Die Antwort darauf ist leider wie der ganze Film relativ wenig spannend und vorhersehbar, da das Script auch keinerlei Versuche unternimmt, den Zuschauer in die Irre zu führen, sondern abgesehen von den übertriebenen Längen während der Suche in den Wüsten (der Teil des Films dürfte gut und gern 20 Minuten kürzer ausfallen) geradlinig und ohne Umschweife auf den/die Verantwortlichen zusteuert. Immerhin ist die Roboter-Dystopie atmosphärisch sehr dicht und visuell ansprechend (öd und dreckig) in Szene gesetzt und bietet auch einige Ansätze fürs Nachdenken nach dem Film. Antonio Banderas fungiert in diesem Streifen praktisch als menschlicher Alleinunterhalter inmitten der Blech-Menschen und Wüsteneien, die wenigen weiteren Darsteller bleiben blass und austauschbar, während Banderas durchaus eine seiner besseren Rollen spielt. Hätte es in den letzten 15 Jahren nicht so immens viele Roboter-Filme gegeben – es seien nur kurz Titel wie I,ROBOT, DISCTRICT 9, SURROGATES, A.I. – KÜNSTLICHE INTELLIGENZ oder, noch etwas weiter zurückliegend, TERMINATOR 1-3 oder der Ur-Vater BLADE RUNNER erwähnt, dann wäre AUTOMATA durchaus zu den besten und interessantesten Subgenre-Beiträgen zu zählen, was er mal abgesehen von der fehlenden Spannung, der wenigen Action und einigen Logikfehlern auch dennoch ist, aber wohl aufgrund der weiteren Vertreter nur von wenigen „Fans“ so gesehen werden wird.
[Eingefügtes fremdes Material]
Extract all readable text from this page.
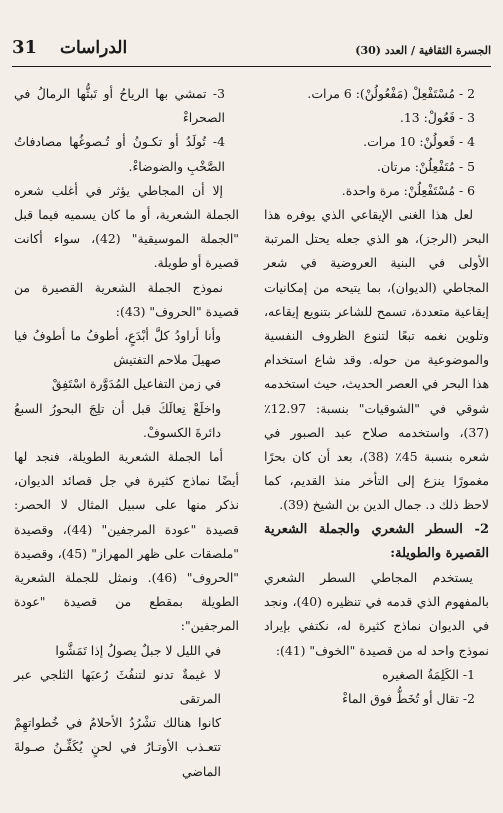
الجسرة الثقافية / العدد (30)
الدراسات
31

2 - مُسْتَفْعِلْ (مَفْعُولُنْ): 6 مرات.

3 - فَعُولْ: 13.

4 - فَعولُنْ: 10 مرات.

5 - مُتَفْعِلُنْ: مرتان.

6 - مُسْتَفْعِلُنْ: مرة واحدة.

لعل هذا الغنى الإيقاعي الذي يوفره هذا البحر (الرجز)، هو الذي جعله يحتل المرتبة الأولى في البنية العروضية في شعر المجاطي (الديوان)، بما يتيحه من إمكانيات إيقاعية متعددة، تسمح للشاعر بتنويع إيقاعه، وتلوين نغمه تبعًا لتنوع الظروف النفسية والموضوعية من حوله. وقد شاع استخدام هذا البحر في العصر الحديث، حيث استخدمه شوقي في "الشوقيات" بنسبة: 12.97٪ (37)، واستخدمه صلاح عبد الصبور في شعره بنسبة 45٪ (38)، بعد أن كان بحرًا مغمورًا ينزع إلى التأخر منذ القديم، كما لاحظ ذلك د. جمال الدين بن الشيخ (39).

2- السطر الشعري والجملة الشعرية القصيرة والطويلة:

يستخدم المجاطي السطر الشعري بالمفهوم الذي قدمه في تنظيره (40)، ونجد في الديوان نماذج كثيرة له، نكتفي بإيراد نموذج واحد له من قصيدة "الخوف" (41):

1- الكَلِمَةُ الصغيره

2- تقال أو تُخَطُّ فوق الماءْ

3- تمشي بها الرياحُ أو تَبثُّها الرمالُ في الصحراءْ

4- تُولَدُ أو تكـونُ أو تُـصوغُها مصادفاتُ الصَّخْبِ والضوضاءْ.

إلا أن المجاطي يؤثر في أغلب شعره الجملة الشعرية، أو ما كان يسميه فيما قبل "الجملة الموسيقية" (42)، سواء أكانت قصيرة أو طويلة.

نموذج الجملة الشعرية القصيرة من قصيدة "الحروف" (43):

وأنا أراودُ كلَّ أبْدَعٍ، أطوفُ ما أطوفُ فيا صهيلَ ملاحم التفتيش

في زمن التفاعيل المُدَوَّرة اسْتَفِقْ

واخلَعْ نِعالَكَ قبل أن تلِجَ البحورُ السبعُ دائرةَ الكسوفْ.

أما الجملة الشعرية الطويلة، فنجد لها أيضًا نماذج كثيرة في جل قصائد الديوان، نذكر منها على سبيل المثال لا الحصر: قصيدة "عودة المرجفين" (44)، وقصيدة "ملصقات على ظهر المهراز" (45)، وقصيدة "الحروف" (46). ونمثل للجملة الشعرية الطويلة بمقطع من قصيدة "عودة المرجفين":

في الليل لا جبلٌ يصولُ إذا تَمَشَّوا

لا غيمةٌ تدنو لتنفُثَ رُعبَها الثلجي عبر المرتقى

كانوا هنالك تشْرُدُ الأحلامُ في خُطواتهِمْ تتعـذب الأوتـارُ في لحنٍ يُكَفِّـنُ صـولةَ الماضي
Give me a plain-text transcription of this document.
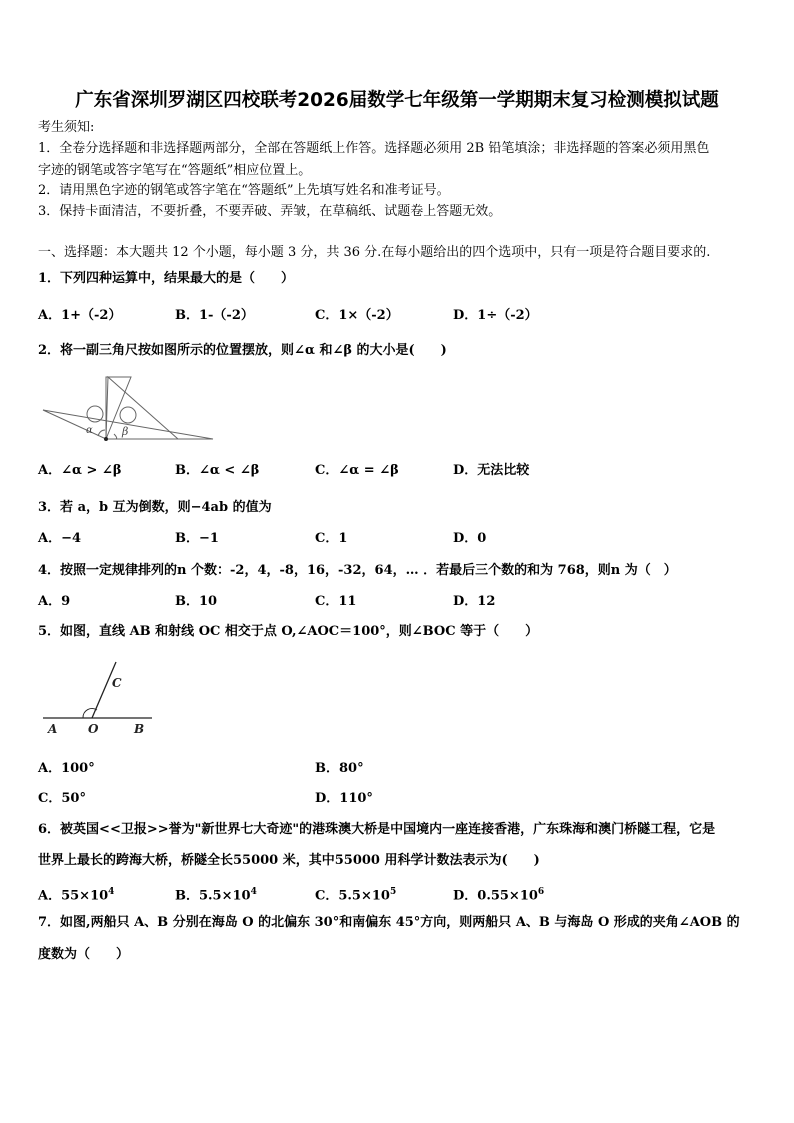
广东省深圳罗湖区四校联考2026届数学七年级第一学期期末复习检测模拟试题
考生须知:
1．全卷分选择题和非选择题两部分，全部在答题纸上作答。选择题必须用 2B 铅笔填涂；非选择题的答案必须用黑色
字迹的钢笔或答字笔写在“答题纸”相应位置上。
2．请用黑色字迹的钢笔或答字笔在“答题纸”上先填写姓名和准考证号。
3．保持卡面清洁，不要折叠，不要弄破、弄皱，在草稿纸、试题卷上答题无效。
一、选择题：本大题共 12 个小题，每小题 3 分，共 36 分.在每小题给出的四个选项中，只有一项是符合题目要求的.
1．下列四种运算中，结果最大的是（　　）
A．1+（-2）	B．1-（-2）	C．1×（-2）	D．1÷（-2）
2．将一副三角尺按如图所示的位置摆放，则∠α 和∠β 的大小是(　　)
α	β
A．∠α > ∠β	B．∠α < ∠β	C．∠α = ∠β	D．无法比较
3．若 a，b 互为倒数，则−4ab 的值为
A．−4	B．−1	C．1	D．0
4．按照一定规律排列的n 个数：-2，4，-8，16，-32，64，… ．若最后三个数的和为 768，则n 为（　）
A．9	B．10	C．11	D．12
5．如图，直线 AB 和射线 OC 相交于点 O,∠AOC＝100°，则∠BOC 等于（　　）
C
A	O	B
A．100°	B．80°
C．50°	D．110°
6．被英国<<卫报>>誉为"新世界七大奇迹"的港珠澳大桥是中国境内一座连接香港，广东珠海和澳门桥隧工程，它是
世界上最长的跨海大桥，桥隧全长55000 米，其中55000 用科学计数法表示为(　　)
A．$55\times 10^4$	B．$5.5\times 10^4$	C．$5.5\times 10^5$	D．$0.55\times 10^6$
7．如图,两船只 A、B 分别在海岛 O 的北偏东 30°和南偏东 45°方向，则两船只 A、B 与海岛 O 形成的夹角∠AOB 的
度数为（　　）
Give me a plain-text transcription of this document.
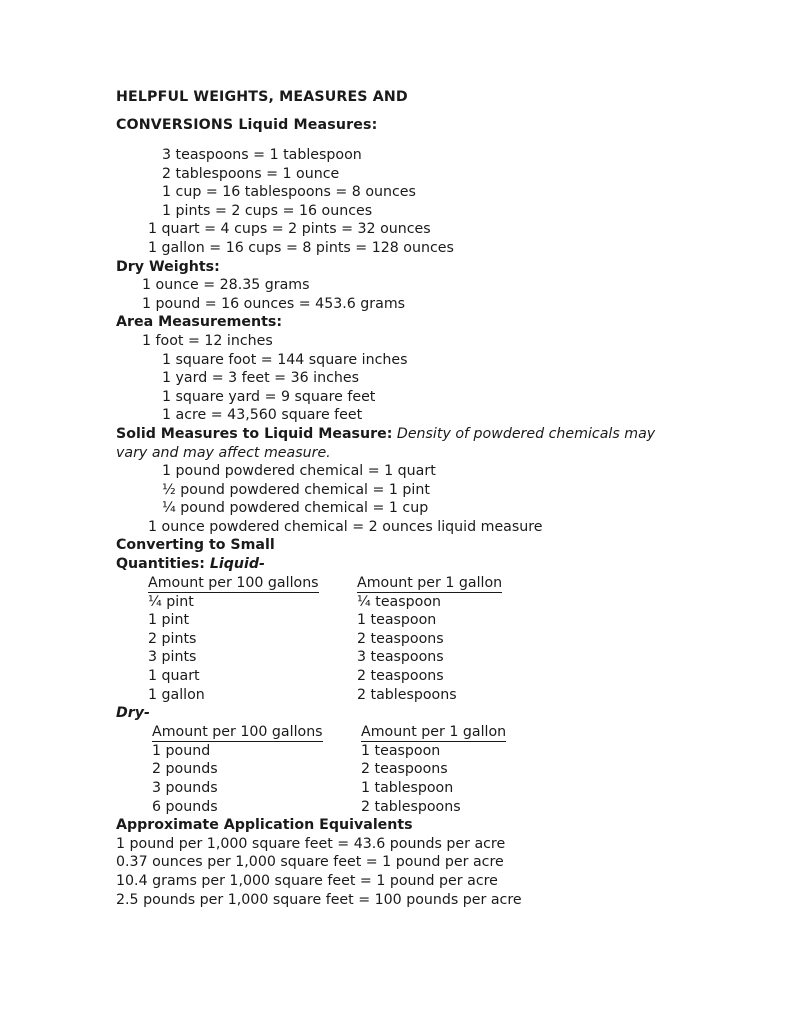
HELPFUL WEIGHTS, MEASURES AND
CONVERSIONS Liquid Measures:
3 teaspoons = 1 tablespoon
2 tablespoons = 1 ounce
1 cup = 16 tablespoons = 8 ounces
1 pints = 2 cups = 16 ounces
1 quart = 4 cups = 2 pints = 32 ounces
1 gallon = 16 cups = 8 pints = 128 ounces
Dry Weights:
1 ounce = 28.35 grams
1 pound = 16 ounces = 453.6 grams
Area Measurements:
1 foot = 12 inches
1 square foot = 144 square inches
1 yard = 3 feet = 36 inches
1 square yard = 9 square feet
1 acre = 43,560 square feet
Solid Measures to Liquid Measure: Density of powdered chemicals may vary and may affect measure.
1 pound powdered chemical = 1 quart
½ pound powdered chemical = 1 pint
¼ pound powdered chemical = 1 cup
1 ounce powdered chemical = 2 ounces liquid measure
Converting to Small
Quantities: Liquid-
Amount per 100 gallons	Amount per 1 gallon
¼ pint	¼ teaspoon
1 pint	1 teaspoon
2 pints	2 teaspoons
3 pints	3 teaspoons
1 quart	2 teaspoons
1 gallon	2 tablespoons
Dry-
Amount per 100 gallons	Amount per 1 gallon
1 pound	1 teaspoon
2 pounds	2 teaspoons
3 pounds	1 tablespoon
6 pounds	2 tablespoons
Approximate Application Equivalents
1 pound per 1,000 square feet = 43.6 pounds per acre
0.37 ounces per 1,000 square feet = 1 pound per acre
10.4 grams per 1,000 square feet = 1 pound per acre
2.5 pounds per 1,000 square feet = 100 pounds per acre
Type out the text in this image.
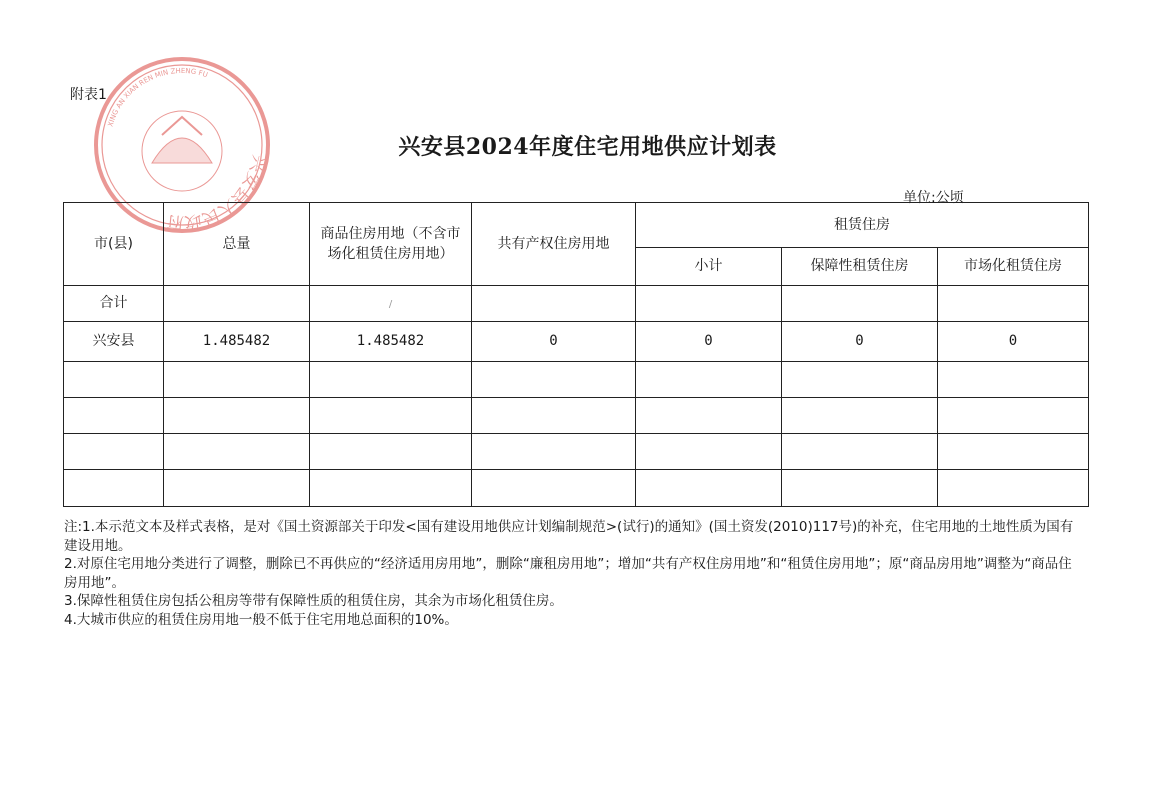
附表1
兴安县人民政府
XING AN XIAN REN MIN ZHENG FU
兴安县2024年度住宅用地供应计划表
单位:公顷
市(县)	总量	商品住房用地（不含市场化租赁住房用地）	共有产权住房用地	租赁住房		
				小计	保障性租赁住房	市场化租赁住房
合计		/				
兴安县	1.485482	1.485482	0	0	0	0

注:1.本示范文本及样式表格，是对《国土资源部关于印发<国有建设用地供应计划编制规范>(试行)的通知》(国土资发(2010)117号)的补充，住宅用地的土地性质为国有建设用地。

2.对原住宅用地分类进行了调整，删除已不再供应的“经济适用房用地”，删除“廉租房用地”；增加“共有产权住房用地”和“租赁住房用地”；原“商品房用地”调整为“商品住房用地”。

3.保障性租赁住房包括公租房等带有保障性质的租赁住房，其余为市场化租赁住房。

4.大城市供应的租赁住房用地一般不低于住宅用地总面积的10%。
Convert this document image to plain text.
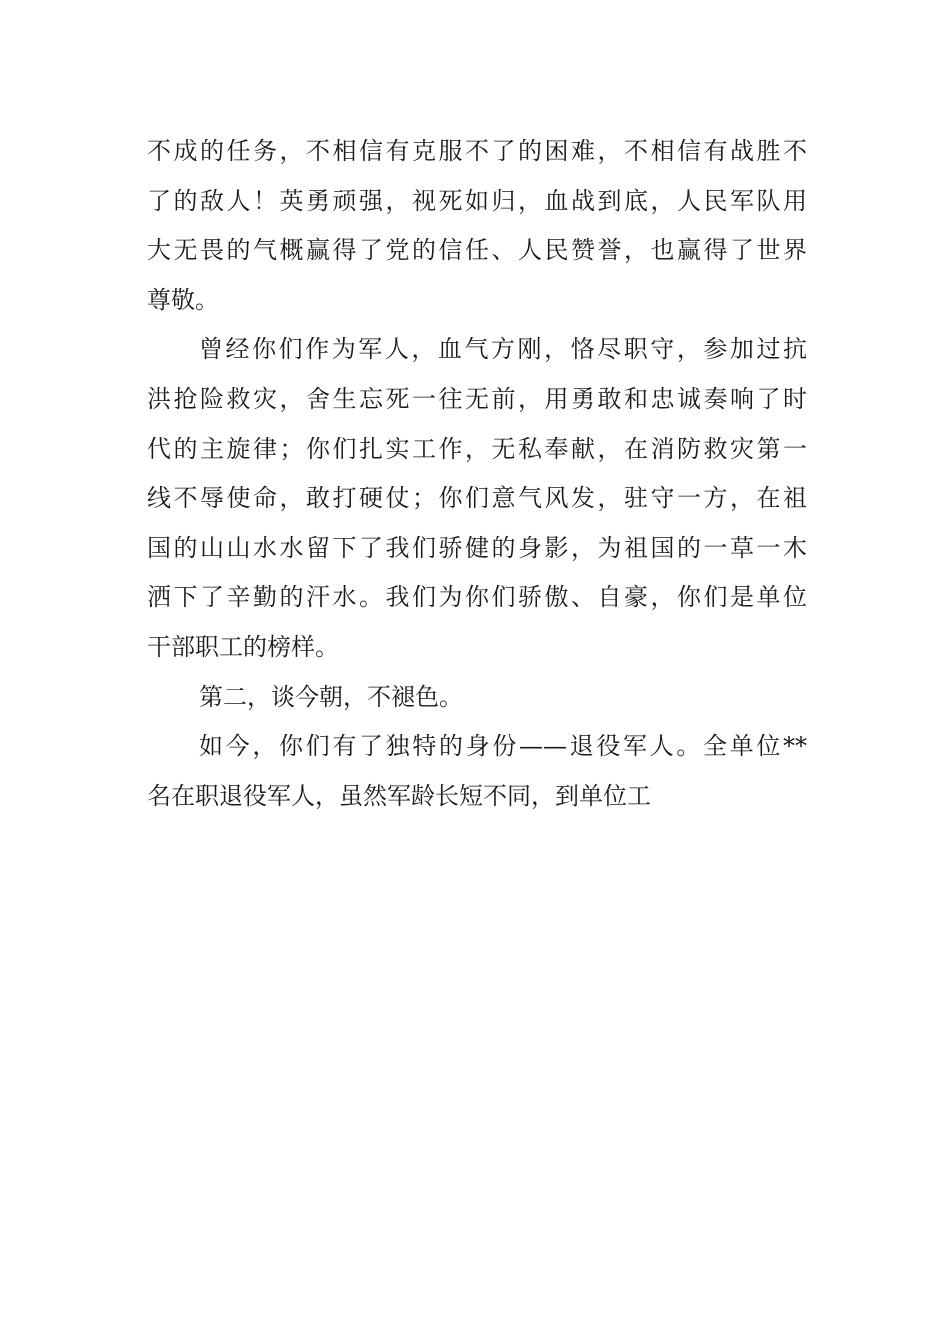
不成的任务，不相信有克服不了的困难，不相信有战胜不
了的敌人！英勇顽强，视死如归，血战到底，人民军队用
大无畏的气概赢得了党的信任、人民赞誉，也赢得了世界
尊敬。
曾经你们作为军人，血气方刚，恪尽职守，参加过抗
洪抢险救灾，舍生忘死一往无前，用勇敢和忠诚奏响了时
代的主旋律；你们扎实工作，无私奉献，在消防救灾第一
线不辱使命，敢打硬仗；你们意气风发，驻守一方，在祖
国的山山水水留下了我们骄健的身影，为祖国的一草一木
洒下了辛勤的汗水。我们为你们骄傲、自豪，你们是单位
干部职工的榜样。
第二，谈今朝，不褪色。
如今，你们有了独特的身份——退役军人。全单位**
名在职退役军人，虽然军龄长短不同，到单位工
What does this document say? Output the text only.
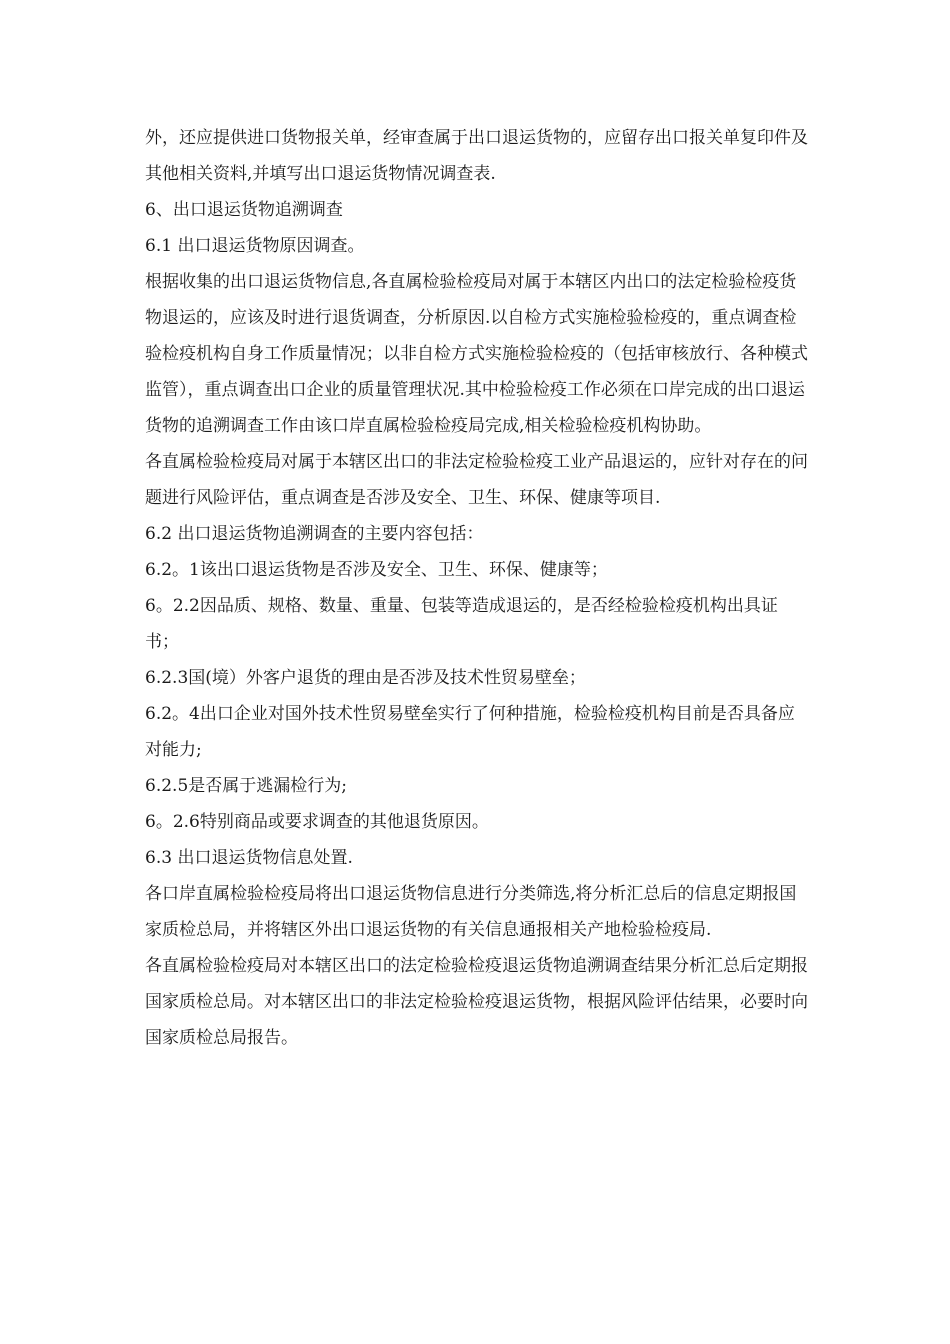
外，还应提供进口货物报关单，经审查属于出口退运货物的，应留存出口报关单复印件及其他相关资料,并填写出口退运货物情况调查表.

6、出口退运货物追溯调查

6.1 出口退运货物原因调查。

根据收集的出口退运货物信息,各直属检验检疫局对属于本辖区内出口的法定检验检疫货物退运的，应该及时进行退货调查，分析原因.以自检方式实施检验检疫的，重点调查检验检疫机构自身工作质量情况；以非自检方式实施检验检疫的（包括审核放行、各种模式监管），重点调查出口企业的质量管理状况.其中检验检疫工作必须在口岸完成的出口退运货物的追溯调查工作由该口岸直属检验检疫局完成,相关检验检疫机构协助。

各直属检验检疫局对属于本辖区出口的非法定检验检疫工业产品退运的，应针对存在的问题进行风险评估，重点调查是否涉及安全、卫生、环保、健康等项目.

6.2 出口退运货物追溯调查的主要内容包括：

6.2。1该出口退运货物是否涉及安全、卫生、环保、健康等；

6。2.2因品质、规格、数量、重量、包装等造成退运的，是否经检验检疫机构出具证书；

6.2.3国(境）外客户退货的理由是否涉及技术性贸易壁垒；

6.2。4出口企业对国外技术性贸易壁垒实行了何种措施，检验检疫机构目前是否具备应对能力;

6.2.5是否属于逃漏检行为;

6。2.6特别商品或要求调查的其他退货原因。

6.3 出口退运货物信息处置.

各口岸直属检验检疫局将出口退运货物信息进行分类筛选,将分析汇总后的信息定期报国家质检总局，并将辖区外出口退运货物的有关信息通报相关产地检验检疫局.

各直属检验检疫局对本辖区出口的法定检验检疫退运货物追溯调查结果分析汇总后定期报国家质检总局。对本辖区出口的非法定检验检疫退运货物，根据风险评估结果，必要时向国家质检总局报告。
Die Blu-ray bietet praktisch einwandfreie HD-Bilder von hoher Güte und einen HD-Ton, der sich eigentlich auch nichts zu Schulden kommen lässt, aber, den Filminhalt leider perfekt untermalend, keine echten Höhepunkte bietet. Die Extras sind so minimalistisch wie Budget und Inszenierung des Films und geizen erfolgreich mit Informationen über die Entstehung. Kein typischer Blindkauf-Titel, aber einer, dem der SciFi-Fan per Ausleihe auf jeden Fall eine Chance geben sollte! ()

alle Rezensionen von Marcus Kampfert ...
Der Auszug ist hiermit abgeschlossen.